On one side a rocky drive leads to a complex of apartments and offices and tree-lined streets filled with evacuees.

On the other side, it is a vision of misery.

There is a dusty, rubbish strewn street filled with thousands of people desperate to take the three steps needed to cross the threshold to the Hamid Karzai International Airport and sanctuary.

Right now it's the longest three steps in the world.

For the hopeful they are stuck in a sort of purgatory.

Day, night, it makes no difference - in their thousands they have to wait, sleeping rough and hoping for news.

Hoping they can get into the system, a system that can get them out of Afghanistan.

The truth is most of them probably won't because they don't have the right paperwork.

At night we walk past thousands of children, parents and grandparents grabbing sleep where they can or basically passing out from exhaustion. The struggle never stops.

The soldiers do their best to help, but there is no food out here and little water.

Thankfully, it is cooler at night. But when the sun comes up the true horror of the conditions these people are living in is obvious, and it is absolutely dreadful.

In the American section of the processing chain, they are penned in behind cement road blocks and guarded by hundreds of armed, sunglass-wearing US Marines.

The heightened security threat alert identified by the Americans means there's no movement allowed at all.

There is no shade here, only what can be fashioned from scarves and plastic bags.

Soldiers are slowly trying to work through paperwork belonging to thousands of people but the conditions of entry to the United States are getting stricter and more and more are failing the eligibility test.

Even those who have been contacted by the State Department to go to the airport for a flight out have been denied.

We met one woman, a worker for USAID, who struggled through the crowds for a day with her family and elderly mother.

She got through the gate, had her documents checked by multiple US soldiers, spent the night outside sleeping without any food or water, and once she got to the final step, was told the flight was only for American passport holders.

Instead of putting her family in a separate section of the crowd, the American soldiers threw them out of the airport complex.

They now have to run the gauntlet - again - if they can bear to.

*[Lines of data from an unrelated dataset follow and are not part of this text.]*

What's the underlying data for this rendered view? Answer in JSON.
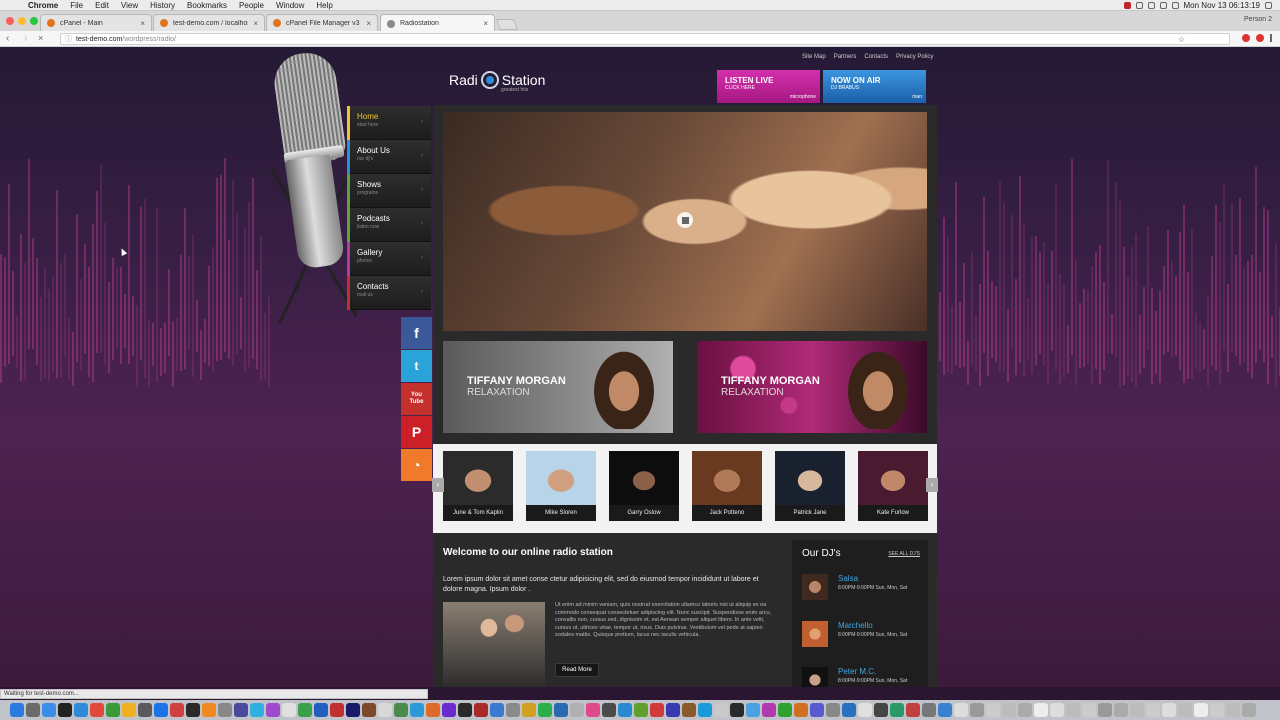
{
  "menubar": {
    "app": "Chrome",
    "items": [
      "File",
      "Edit",
      "View",
      "History",
      "Bookmarks",
      "People",
      "Window",
      "Help"
    ],
    "clock": "Mon Nov 13  06:13:19"
  },
  "browser": {
    "tabs": [
      {
        "title": "cPanel - Main",
        "color": "#e0731c"
      },
      {
        "title": "test-demo.com / localhost / d",
        "color": "#e0731c"
      },
      {
        "title": "cPanel File Manager v3",
        "color": "#e0731c"
      },
      {
        "title": "Radiostation",
        "color": "#8a8a8a"
      }
    ],
    "person": "Person 2",
    "url_host": "test-demo.com",
    "url_path": "/wordpress/radio/",
    "status": "Waiting for test-demo.com..."
  },
  "site": {
    "logo_a": "Radi",
    "logo_b": "Station",
    "logo_sub": "greatest hits",
    "toplinks": [
      "Site Map",
      "Partners",
      "Contacts",
      "Privacy Policy"
    ],
    "listen": {
      "title": "LISTEN LIVE",
      "sub": "CLICK HERE",
      "tag": "microphone"
    },
    "onair": {
      "title": "NOW ON AIR",
      "sub": "DJ BRABUS",
      "tag": "man"
    },
    "nav": [
      {
        "label": "Home",
        "sub": "start here",
        "color": "#f3c32d"
      },
      {
        "label": "About Us",
        "sub": "our dj's",
        "color": "#2a8fd8"
      },
      {
        "label": "Shows",
        "sub": "programs",
        "color": "#5aa43a"
      },
      {
        "label": "Podcasts",
        "sub": "listen now",
        "color": "#5aa43a"
      },
      {
        "label": "Gallery",
        "sub": "photos",
        "color": "#b23aa8"
      },
      {
        "label": "Contacts",
        "sub": "mail us",
        "color": "#c03030"
      }
    ],
    "social": [
      {
        "glyph": "f",
        "color": "#3b5998"
      },
      {
        "glyph": "t",
        "color": "#29a3d8"
      },
      {
        "glyph": "You Tube",
        "color": "#c4302b"
      },
      {
        "glyph": "P",
        "color": "#cb2027"
      },
      {
        "glyph": "◔",
        "color": "#f07a2a"
      }
    ],
    "promos": [
      {
        "name": "TIFFANY MORGAN",
        "type": "RELAXATION"
      },
      {
        "name": "TIFFANY MORGAN",
        "type": "RELAXATION"
      }
    ],
    "djs": [
      "June & Tom Kaplin",
      "Mike Sloren",
      "Garry Oslow",
      "Jack Potteno",
      "Patrick Jane",
      "Kate Furlow"
    ],
    "welcome": {
      "title": "Welcome to our online radio station",
      "lead": "Lorem ipsum dolor sit amet conse ctetur adipisicing elit, sed do eiusmod tempor incididunt ut labore et dolore magna. Ipsum dolor .",
      "body": "Ut enim ad minim veniam, quis nostrud exercitation ullamco laboris nisi ut aliquip ex ea commodo consequat consectetuer adipiscing elit. Nunc suscipit. Suspendisse enim arcu, convallis non, cursus sed, dignissim et, est Aenean semper aliquet libero. In ante velit, cursus ut, ultrices vitae, tempor ut, risus. Duis pulvinar. Vestibulum vel pede at sapien sodales mattis. Quisque pretium, lacus nec iaculis vehicula.",
      "more": "Read More"
    },
    "ourdjs": {
      "title": "Our DJ's",
      "seeall": "SEE ALL DJ'S",
      "items": [
        {
          "name": "Salsa",
          "time": "8:00PM-9:00PM Sun, Mon, Sat"
        },
        {
          "name": "Marchello",
          "time": "8:00PM-9:00PM Sun, Mon, Sat"
        },
        {
          "name": "Peter M.C.",
          "time": "8:00PM-9:00PM Sun, Mon, Sat"
        }
      ]
    }
  }
}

At the British end of the process, the paratrooper and Taliban cooperation is actually working quite well. They are at least communicating.

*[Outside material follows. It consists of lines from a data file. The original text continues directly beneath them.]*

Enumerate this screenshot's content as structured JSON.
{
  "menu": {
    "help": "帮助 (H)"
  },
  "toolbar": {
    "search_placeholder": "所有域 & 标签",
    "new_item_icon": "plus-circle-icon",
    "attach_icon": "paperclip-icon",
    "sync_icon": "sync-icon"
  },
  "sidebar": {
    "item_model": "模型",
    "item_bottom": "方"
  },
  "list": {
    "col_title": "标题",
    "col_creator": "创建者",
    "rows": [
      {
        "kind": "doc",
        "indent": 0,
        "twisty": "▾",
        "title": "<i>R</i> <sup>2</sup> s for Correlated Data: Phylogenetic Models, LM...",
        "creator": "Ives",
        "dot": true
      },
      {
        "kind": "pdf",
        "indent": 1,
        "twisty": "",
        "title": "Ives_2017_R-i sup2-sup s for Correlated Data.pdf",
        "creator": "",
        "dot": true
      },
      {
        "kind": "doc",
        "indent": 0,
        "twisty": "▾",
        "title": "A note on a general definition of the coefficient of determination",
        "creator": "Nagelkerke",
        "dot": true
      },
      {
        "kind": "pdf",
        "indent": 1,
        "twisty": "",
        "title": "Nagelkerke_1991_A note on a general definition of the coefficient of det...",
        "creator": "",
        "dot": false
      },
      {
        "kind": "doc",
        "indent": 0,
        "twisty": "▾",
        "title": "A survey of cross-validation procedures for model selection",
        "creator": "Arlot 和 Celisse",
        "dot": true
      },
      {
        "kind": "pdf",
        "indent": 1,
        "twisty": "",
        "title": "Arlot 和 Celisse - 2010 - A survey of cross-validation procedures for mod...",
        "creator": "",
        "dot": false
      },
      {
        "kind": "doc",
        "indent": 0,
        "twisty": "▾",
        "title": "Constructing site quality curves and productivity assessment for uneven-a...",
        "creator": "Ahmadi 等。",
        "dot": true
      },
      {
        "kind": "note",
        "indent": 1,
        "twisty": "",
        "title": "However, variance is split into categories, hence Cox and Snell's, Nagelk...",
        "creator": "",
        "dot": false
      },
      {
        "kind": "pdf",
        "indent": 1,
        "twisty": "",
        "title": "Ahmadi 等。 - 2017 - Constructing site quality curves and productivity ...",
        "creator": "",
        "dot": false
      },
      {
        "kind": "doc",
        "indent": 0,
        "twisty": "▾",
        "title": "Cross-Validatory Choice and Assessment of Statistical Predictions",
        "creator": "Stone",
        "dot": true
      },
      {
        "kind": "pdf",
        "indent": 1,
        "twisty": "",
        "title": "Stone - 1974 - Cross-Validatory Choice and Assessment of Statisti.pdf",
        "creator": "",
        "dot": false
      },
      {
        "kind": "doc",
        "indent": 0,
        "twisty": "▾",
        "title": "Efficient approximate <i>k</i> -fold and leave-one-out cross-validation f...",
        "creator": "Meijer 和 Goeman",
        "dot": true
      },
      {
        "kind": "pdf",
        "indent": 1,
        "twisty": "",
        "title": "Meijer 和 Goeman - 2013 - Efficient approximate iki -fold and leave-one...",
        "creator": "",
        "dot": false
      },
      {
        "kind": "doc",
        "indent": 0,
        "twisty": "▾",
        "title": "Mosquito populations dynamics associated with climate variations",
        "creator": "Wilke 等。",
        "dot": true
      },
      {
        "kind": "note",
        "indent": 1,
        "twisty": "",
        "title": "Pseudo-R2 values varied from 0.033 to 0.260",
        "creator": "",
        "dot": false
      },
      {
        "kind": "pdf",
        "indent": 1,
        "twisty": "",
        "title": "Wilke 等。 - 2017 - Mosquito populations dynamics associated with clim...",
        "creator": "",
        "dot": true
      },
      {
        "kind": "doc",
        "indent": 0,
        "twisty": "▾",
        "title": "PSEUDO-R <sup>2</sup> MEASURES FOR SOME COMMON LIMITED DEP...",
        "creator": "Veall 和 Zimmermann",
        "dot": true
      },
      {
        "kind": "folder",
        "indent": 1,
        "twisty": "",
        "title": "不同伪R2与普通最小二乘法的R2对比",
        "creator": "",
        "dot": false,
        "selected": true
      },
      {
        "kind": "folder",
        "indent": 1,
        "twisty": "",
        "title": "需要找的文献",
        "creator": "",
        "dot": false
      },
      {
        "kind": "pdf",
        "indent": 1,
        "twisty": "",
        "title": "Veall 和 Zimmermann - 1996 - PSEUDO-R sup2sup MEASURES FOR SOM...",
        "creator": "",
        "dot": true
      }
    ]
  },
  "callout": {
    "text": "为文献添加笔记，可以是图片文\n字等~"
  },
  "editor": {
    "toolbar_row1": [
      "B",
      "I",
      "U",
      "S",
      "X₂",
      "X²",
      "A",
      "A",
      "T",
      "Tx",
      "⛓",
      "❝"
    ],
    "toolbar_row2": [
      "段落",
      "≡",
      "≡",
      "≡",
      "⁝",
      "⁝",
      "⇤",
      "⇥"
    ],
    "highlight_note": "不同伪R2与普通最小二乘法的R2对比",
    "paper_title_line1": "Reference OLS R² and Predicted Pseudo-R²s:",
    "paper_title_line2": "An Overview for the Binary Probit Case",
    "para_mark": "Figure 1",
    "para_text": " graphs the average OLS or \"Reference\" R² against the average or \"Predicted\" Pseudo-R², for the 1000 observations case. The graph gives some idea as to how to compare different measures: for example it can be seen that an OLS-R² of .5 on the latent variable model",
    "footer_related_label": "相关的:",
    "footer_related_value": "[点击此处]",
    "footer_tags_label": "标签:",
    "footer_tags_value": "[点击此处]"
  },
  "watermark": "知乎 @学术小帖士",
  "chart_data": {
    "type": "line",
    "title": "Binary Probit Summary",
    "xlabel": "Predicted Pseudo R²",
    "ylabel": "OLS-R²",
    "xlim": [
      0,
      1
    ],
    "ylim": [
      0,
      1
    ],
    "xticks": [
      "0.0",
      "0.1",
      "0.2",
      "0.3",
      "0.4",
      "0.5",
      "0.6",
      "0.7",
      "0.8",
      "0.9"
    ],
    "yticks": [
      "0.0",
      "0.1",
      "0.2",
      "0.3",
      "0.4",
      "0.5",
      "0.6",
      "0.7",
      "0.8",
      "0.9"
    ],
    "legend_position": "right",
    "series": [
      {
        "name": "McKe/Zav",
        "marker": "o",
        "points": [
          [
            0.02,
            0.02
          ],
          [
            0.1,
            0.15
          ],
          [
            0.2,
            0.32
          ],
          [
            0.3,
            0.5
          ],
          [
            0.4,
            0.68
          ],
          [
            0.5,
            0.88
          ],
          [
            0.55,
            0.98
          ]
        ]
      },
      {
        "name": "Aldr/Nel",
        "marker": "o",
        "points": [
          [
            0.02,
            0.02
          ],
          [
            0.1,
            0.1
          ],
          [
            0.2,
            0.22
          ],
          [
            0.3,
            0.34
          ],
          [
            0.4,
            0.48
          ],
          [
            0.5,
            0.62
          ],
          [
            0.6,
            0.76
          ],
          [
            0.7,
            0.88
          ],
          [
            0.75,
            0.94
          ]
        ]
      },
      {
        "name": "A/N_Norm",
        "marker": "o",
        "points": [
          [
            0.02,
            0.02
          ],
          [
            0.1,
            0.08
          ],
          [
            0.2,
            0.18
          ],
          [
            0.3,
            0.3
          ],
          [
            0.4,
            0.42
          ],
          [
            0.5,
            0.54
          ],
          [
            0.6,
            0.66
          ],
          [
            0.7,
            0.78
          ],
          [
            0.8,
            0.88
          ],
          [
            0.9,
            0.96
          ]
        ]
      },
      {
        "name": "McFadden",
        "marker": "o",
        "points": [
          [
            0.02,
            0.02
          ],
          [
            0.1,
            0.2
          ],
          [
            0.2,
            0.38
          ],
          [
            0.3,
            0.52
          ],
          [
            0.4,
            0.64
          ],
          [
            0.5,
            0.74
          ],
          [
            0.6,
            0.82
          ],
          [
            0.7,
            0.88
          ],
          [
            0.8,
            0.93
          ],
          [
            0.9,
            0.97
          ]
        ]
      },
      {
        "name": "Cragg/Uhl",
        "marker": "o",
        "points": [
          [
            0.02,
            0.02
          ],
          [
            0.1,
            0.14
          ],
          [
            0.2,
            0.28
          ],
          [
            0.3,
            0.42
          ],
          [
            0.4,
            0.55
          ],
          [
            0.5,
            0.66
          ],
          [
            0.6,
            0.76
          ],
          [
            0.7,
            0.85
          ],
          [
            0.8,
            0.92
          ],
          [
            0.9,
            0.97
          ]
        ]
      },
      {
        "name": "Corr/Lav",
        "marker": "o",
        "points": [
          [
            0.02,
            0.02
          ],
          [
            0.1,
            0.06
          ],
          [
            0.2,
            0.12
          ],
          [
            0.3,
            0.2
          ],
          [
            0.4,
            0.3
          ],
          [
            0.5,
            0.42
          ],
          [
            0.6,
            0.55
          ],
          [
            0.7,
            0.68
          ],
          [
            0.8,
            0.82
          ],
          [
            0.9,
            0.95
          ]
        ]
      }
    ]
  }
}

You couldn't make it up - Taliban fighters oversee the crowds from sea containers the paras put in a couple of days ago to create a screening barrier.

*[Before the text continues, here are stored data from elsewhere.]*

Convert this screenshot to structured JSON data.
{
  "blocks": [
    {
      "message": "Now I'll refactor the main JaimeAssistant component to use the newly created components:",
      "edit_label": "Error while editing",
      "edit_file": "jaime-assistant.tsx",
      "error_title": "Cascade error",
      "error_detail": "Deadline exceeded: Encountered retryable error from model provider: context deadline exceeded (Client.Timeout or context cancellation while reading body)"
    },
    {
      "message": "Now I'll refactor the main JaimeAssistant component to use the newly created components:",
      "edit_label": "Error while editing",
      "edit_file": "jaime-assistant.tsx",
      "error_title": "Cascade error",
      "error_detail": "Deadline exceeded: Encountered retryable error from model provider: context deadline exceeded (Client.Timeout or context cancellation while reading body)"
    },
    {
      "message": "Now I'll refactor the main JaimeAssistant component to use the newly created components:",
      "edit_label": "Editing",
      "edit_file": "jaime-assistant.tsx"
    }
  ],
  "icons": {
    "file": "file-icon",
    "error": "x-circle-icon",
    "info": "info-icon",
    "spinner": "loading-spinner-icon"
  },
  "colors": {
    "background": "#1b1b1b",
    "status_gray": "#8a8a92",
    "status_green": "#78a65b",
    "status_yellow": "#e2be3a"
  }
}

Containing the crowds is vital here and clearing up this evacuation mess requires some pretty lateral thinking and that means working with the "enemy".

Obviously after 20 years of fighting this is something of a culture shock for the soldiers but also the Taliban.

The commanding officer of 3 Para, who have been brought in to assist in the crisis, said it was a simple fact that if the paratroopers weren't there to do it "nobody else would".

"The main thing for us is to make sure that we have a smooth system to get those entitled people through," Lt Col Will Hunt told us.

"At the moment that involves an element of the Taliban being here alongside us as you would've seen while you've been here - and also we have to put our thoughts of previous tours aside because obviously everyone's trying to get the safest situation here, which is to avoid a humanitarian crisis and bring those people through who need to."

This airlift is now a multinational nightmare, not just for the US and Britain.

In the crowds they try to identify themselves to the soldiers and foreign services of countries they have links to.

One group are wearing T-shirts with Finland and the country's flag drawn on it.

But there are plenty of other countries as well: Spain, Poland, New Zealand, Australia, Canada, Germany, Austria… the list goes on.

Their days are spent hoping someone will spot them and take them out of this hellhole and put them on a plane.

The wait is often days and days.

In the horrendous rush to get here families have been split. We saw posters for missing children dotted among the crowds.

People search for their loved ones in a daze of panic - but this is a tough environment and only a few will make the flights.

Only some will go as a complete family, and nobody knows how long they have left before the flights stop. It is purgatory.